Le principali tecniche usate:

📐 DCT (Discrete Cosine Transform)

La DCT è alla base della compressione JPEG.
Consente di rappresentare le immagini come una somma di componenti frequenziali (blocchi 8×8).
Modificando leggermente i coefficienti di frequenze basse o medie, si può nascondere un messaggio che:

  • è invisibile a occhio nudo
  • resiste alla compressione JPEG
  • può essere estratto tramite trasformata inversa

🔗 Approfondimento sulla DCT per watermarking

🌊 Wavelet

I wavelet rappresentano l’immagine a più risoluzioni (multi-scala).
Permettono di inserire watermark in regioni specifiche, più stabili all’editing.
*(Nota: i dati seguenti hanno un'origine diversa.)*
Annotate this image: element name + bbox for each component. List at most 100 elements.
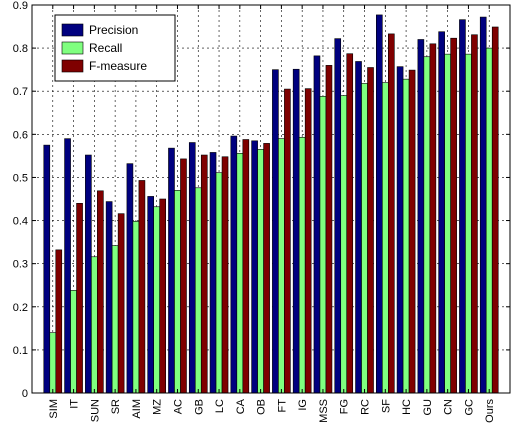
y-tick-label: 0.4 [13, 216, 28, 228]
x-tick-label: GU [422, 399, 434, 416]
bar-f-measure [325, 65, 333, 394]
bar-recall [194, 187, 202, 394]
bar-precision [396, 66, 404, 394]
y-tick-label: 0.8 [13, 43, 28, 55]
bar-precision [230, 135, 238, 394]
bar-precision [417, 39, 425, 394]
bar-recall [444, 53, 451, 394]
bar-f-measure [97, 190, 104, 394]
bar-recall [49, 332, 57, 394]
y-tick-label: 0.9 [13, 0, 28, 12]
plot-frame [31, 4, 511, 394]
bar-recall [402, 78, 410, 394]
bar-recall [236, 153, 244, 394]
bar-recall [215, 172, 223, 394]
y-tick-label: 0.2 [13, 302, 28, 314]
bar-f-measure [304, 88, 312, 394]
bar-f-measure [388, 33, 395, 394]
bar-f-measure [117, 213, 125, 394]
bar-recall [111, 245, 119, 394]
bar-recall [423, 56, 431, 394]
x-tick-label: Ours [484, 399, 496, 423]
x-tick-label: CA [235, 398, 247, 414]
bar-f-measure [263, 143, 270, 394]
bar-precision [272, 69, 279, 394]
bar-precision [85, 154, 92, 394]
bar-recall [70, 290, 77, 394]
bar-precision [292, 68, 300, 394]
bar-recall [153, 206, 160, 394]
bar-recall [91, 256, 98, 394]
legend-swatch [61, 59, 84, 73]
bar-precision [147, 196, 154, 394]
x-tick-label: LC [214, 399, 226, 413]
bar-recall [132, 221, 140, 394]
legend-swatch [61, 23, 84, 37]
legend-label: Precision [89, 23, 138, 37]
bar-f-measure [429, 43, 437, 394]
bar-precision [251, 140, 258, 394]
legend-swatch [61, 41, 84, 55]
bar-precision [438, 31, 445, 394]
bar-precision [459, 19, 466, 394]
bar-recall [340, 95, 348, 394]
tick-labels: 0 0.1 0.2 0.3 0.4 0.5 0.6 0.7 0.8 0.9 SIM IT SUN SR AI… [13, 0, 497, 423]
bar-f-measure [159, 198, 166, 394]
y-tick-label: 0 [22, 388, 28, 400]
y-tick-label: 0.1 [13, 345, 28, 357]
x-tick-label: SUN [89, 399, 101, 422]
bar-precision [188, 142, 196, 394]
x-tick-label: MSS [318, 399, 330, 423]
bars [43, 14, 499, 394]
legend-label: F-measure [89, 59, 147, 73]
bar-f-measure [367, 67, 374, 394]
x-tick-label: SIM [48, 399, 60, 419]
x-tick-label: OB [256, 399, 268, 415]
bar-f-measure [346, 53, 354, 394]
bar-precision [479, 16, 487, 394]
x-tick-label: HC [401, 399, 413, 415]
bar-recall [174, 190, 181, 394]
bar-f-measure [76, 203, 83, 394]
bar-recall [257, 149, 264, 394]
bar-f-measure [450, 37, 457, 394]
x-tick-label: IT [69, 399, 81, 409]
bar-precision [355, 61, 362, 394]
bar-precision [43, 144, 51, 394]
bar-recall [298, 137, 306, 394]
x-tick-label: AIM [131, 399, 143, 419]
bar-f-measure [284, 88, 291, 394]
bar-f-measure [242, 139, 250, 394]
bar-f-measure [471, 34, 478, 394]
bar-precision [105, 201, 113, 394]
x-tick-label: MZ [152, 399, 164, 415]
x-tick-label: FT [276, 399, 288, 413]
x-tick-label: GB [193, 399, 205, 415]
bar-precision [334, 38, 342, 394]
bar-f-measure [491, 26, 499, 394]
bar-f-measure [408, 69, 416, 394]
bar-recall [361, 83, 368, 394]
bar-recall [465, 53, 472, 394]
x-tick-label: GC [463, 399, 475, 416]
bar-f-measure [200, 154, 208, 394]
bar-recall [319, 96, 327, 394]
bar-f-measure [180, 158, 187, 394]
bar-recall [382, 82, 389, 394]
bar-f-measure [138, 180, 146, 394]
bar-precision [126, 163, 134, 394]
bar-recall [485, 47, 493, 394]
x-tick-label: IG [297, 399, 309, 411]
bar-f-measure [221, 156, 229, 394]
x-tick-label: RC [360, 399, 372, 415]
y-tick-label: 0.3 [13, 259, 28, 271]
legend: Precision Recall F-measure [54, 14, 176, 82]
bar-precision [376, 14, 383, 394]
legend-label: Recall [89, 41, 122, 55]
bar-precision [64, 138, 71, 394]
bar-precision [168, 147, 175, 394]
bar-precision [313, 55, 321, 394]
x-tick-label: SF [380, 399, 392, 413]
x-tick-label: SR [110, 399, 122, 414]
  • Più resistente a filtri e modifiche localizzate
  • Utile per watermark robusti ma meno densi

🔗 Pubblicazione scientifica sul watermarking wavelet-based

🕵️‍♂️ Steganografia (es. LSB)

Le tecniche steganografiche modificano i bit meno significativi (LSB) di ciascun pixel.
Ideale per nascondere messaggi binari o firme:

  • molto semplice da implementare
  • poco resistente alla compressione o ai ritagli
  • facilmente distruttibile, ma difficile da notare

🔗 Tecniche LSB su Wikipedia

🧠 SynthID: la proposta invisibile di Google

Google DeepMind ha sviluppato SynthID, una tecnologia per inserire watermark invisibili nelle immagini generate da AI.

Come funziona:

  • Viene integrato direttamente nei modelli di generazione (Imagen, Gemini).
  • Il watermark è invisibile e codificato nei pixel usando trasformazioni robuste.
  • Può essere rilevato anche dopo compressione, crop o filtri leggeri.
  • Solo Google dispone (per ora) del detector compatibile.

📽️ Video ufficiale SynthID:

👁️ Un doppio strato di trasparenza

Google applica due livelli di segnalazione:

  1. SynthID invisibile nei pixel
  2. Logo “AI” visibile nell’angolo dell’immagine (es. da Gemini), utile per riconoscimento umano immediato

📌 Conclusioni

  • I metadati C2PA rappresentano un’ottima base per la trasparenza digitale, ma sono facilmente rimovibili da editor non compatibili.
  • I watermark invisibili offrono maggiore resistenza tecnica, ma richiedono strumenti specializzati per la lettura.
  • La combinazione delle due tecniche (dove possibile) è oggi la soluzione più promettente per garantire origine e integrità delle immagini AI.